FinKario: Event‑Enhanced Financial Knowledge Graphs Boost A‑Share Sharpe Ratio to 4.9
This article reviews the FinKario paper, which introduces an event‑augmented financial knowledge graph and a two‑stage RAG retrieval strategy that together enable real‑time knowledge updates and efficient integration of long‑form research reports, yielding a Sharpe ratio of 4.9 and outperforming baseline LLMs and institutional strategies in back‑testing.
Individual investors face information overload and limited analytical ability in a market dominated by institutions; stock research reports are essential but long, unstructured texts challenge large language models (LLMs). Moreover, market events such as earnings releases or policy changes evolve faster than traditional knowledge bases can be updated.

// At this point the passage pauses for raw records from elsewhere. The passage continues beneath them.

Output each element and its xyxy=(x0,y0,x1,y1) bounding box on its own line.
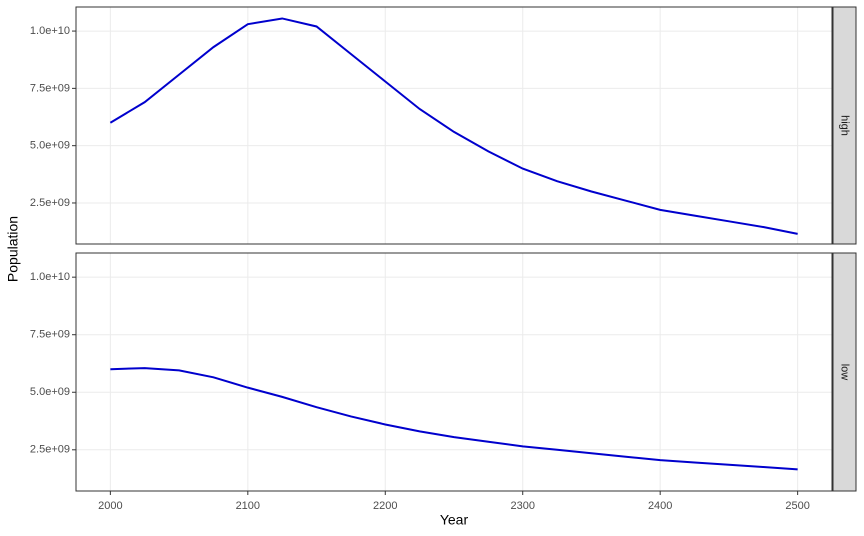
y-tick-label: 1.0e+10 xyxy=(30,25,70,37)
x-tick-label: 2500 xyxy=(785,500,809,512)
x-axis-title: Year xyxy=(440,512,469,528)
y-tick-label: 2.5e+09 xyxy=(30,197,70,209)
y-tick-label: 2.5e+09 xyxy=(30,444,70,456)
x-tick-label: 2300 xyxy=(510,500,534,512)
facet-label: low xyxy=(839,364,851,381)
y-tick-label: 5.0e+09 xyxy=(30,386,70,398)
panel-border xyxy=(75,252,833,492)
series-line xyxy=(109,17,798,235)
series-line xyxy=(110,367,798,471)
panel-background xyxy=(76,7,832,244)
y-axis-title: Population xyxy=(5,216,21,282)
y-tick-label: 1.0e+10 xyxy=(30,271,70,283)
panel-background xyxy=(76,253,832,491)
x-tick-label: 2400 xyxy=(648,500,672,512)
x-tick-label: 2000 xyxy=(98,500,122,512)
y-tick-label: 5.0e+09 xyxy=(30,140,70,152)
x-tick-label: 2200 xyxy=(373,500,397,512)
facet-label: high xyxy=(839,115,851,136)
facet-strip xyxy=(832,252,857,492)
y-tick-label: 7.5e+09 xyxy=(30,329,70,341)
y-tick-label: 7.5e+09 xyxy=(30,82,70,94)
facet-strip xyxy=(832,6,857,245)
panel-border xyxy=(75,6,833,245)
x-tick-label: 2100 xyxy=(236,500,260,512)
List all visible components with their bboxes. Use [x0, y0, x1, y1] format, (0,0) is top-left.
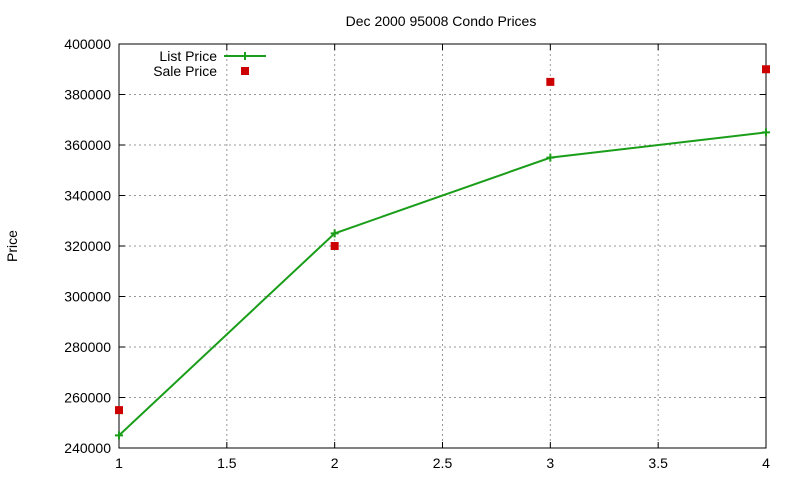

The paper defines two core problems: (1) how to automatically construct and continuously update a financial knowledge graph that captures rapid market events, and (2) how to enable LLMs to efficiently integrate the context of lengthy research reports.
FinKario dataset construction follows a four‑module pipeline. First, reports from Eastmoney covering Aug 2024–Mar 2025 are converted to standardized Markdown using the open‑source tool MinerU2, with non‑informative sections removed. Second, schema design creates an attribute sub‑graph (based on CFA handbooks and JPMorgan templates) and an event sub‑graph (using a top‑down approach derived from a Wisconsin academic‑report template and refined with the FIBO ontology). Third, knowledge filling extracts entities and relations for each timestamp via prompt‑driven LLM extraction, followed by entity normalization (e.g., merging “比亚迪股份” and “比亚迪汽车” into “比亚迪”), attribute completion from Tushare, and placeholder correction by re‑querying the original text. Fourth, a three‑stage quality‑control process ensures reliability of the combined graph.
FinKario‑RAG retrieval strategy vectorizes the graph in two steps: local embeddings of entities and relations are produced by a graph encoder Phi, and a read‑out function rho aggregates them into a global graph vector stored in a vector database. Retrieval proceeds in two stages: a coarse search encodes the user query q as h_q = Psi(q) and matches stock‑date vectors to obtain top‑ k_c candidates; a fine search then expands these candidates with related industry and market‑cap entities to produce top‑ k_f results, which are mapped back to a sub‑graph. Finally, an analysis LLM consumes the sub‑graph and the query to output a prediction label (up/down), confidence, and textual justification.
Experiments use Eastmoney reports, Tushare price data, and Wind industry classifications (Aug 2024–Mar 2025). Evaluation metrics include annualized return (ARR), volatility (VOL), Sharpe ratio (SR), maximum drawdown (MDD), Calmar ratio (CR) and prediction accuracy (ACC). Baselines comprise market indices, general LLMs (Qwen‑3‑8B, GPT‑4o‑mini), finance‑tuned LLMs (FinMA, FinGPT) and ten top‑tier broker strategies. Results show that FinKario‑RAG achieves cumulative net‑value growth that outpaces baselines, with ARR = 2.633 (30.8% higher than the best institutional strategy), SR = 4.926 (58.1% higher than the next best model), CR = 15.315 (+24.4%), and ACC = 0.581 (slightly above the best baselines). Ablation studies reveal that removing the event graph drops ARR by 87.2% and SR by 81.1%, confirming its central role, while removing the attribute graph reduces ARR by 15.3%, highlighting the complementary nature of the dual‑graph design. Retrieval comparisons demonstrate that FinKario‑RAG’s ARR and SR far exceed traditional RAG (ARR 0.377, SR 0.758) and LightRAG (ARR 0.821, SR 1.313).
Case study shows FinKario‑RAG concentrating allocations in high‑growth sectors such as electrical equipment, semiconductors, and healthcare, aligning with the tech‑driven rally in Feb 2025, whereas baseline models distribute across sectors and achieve lower returns. The system also provides precise entity identification (e.g., stock code 688139.SH) and interpretable rationales like “overseas market expansion boosts brand awareness,” outperforming the vague suggestions of other models.
Overall, the event‑enhanced knowledge graph and the two‑stage RAG pipeline enable real‑time, semantically rich financial knowledge retrieval, leading to a Sharpe ratio of 4.9 on A‑shares and demonstrating the value of integrating dynamic events into LLM‑driven investment analysis.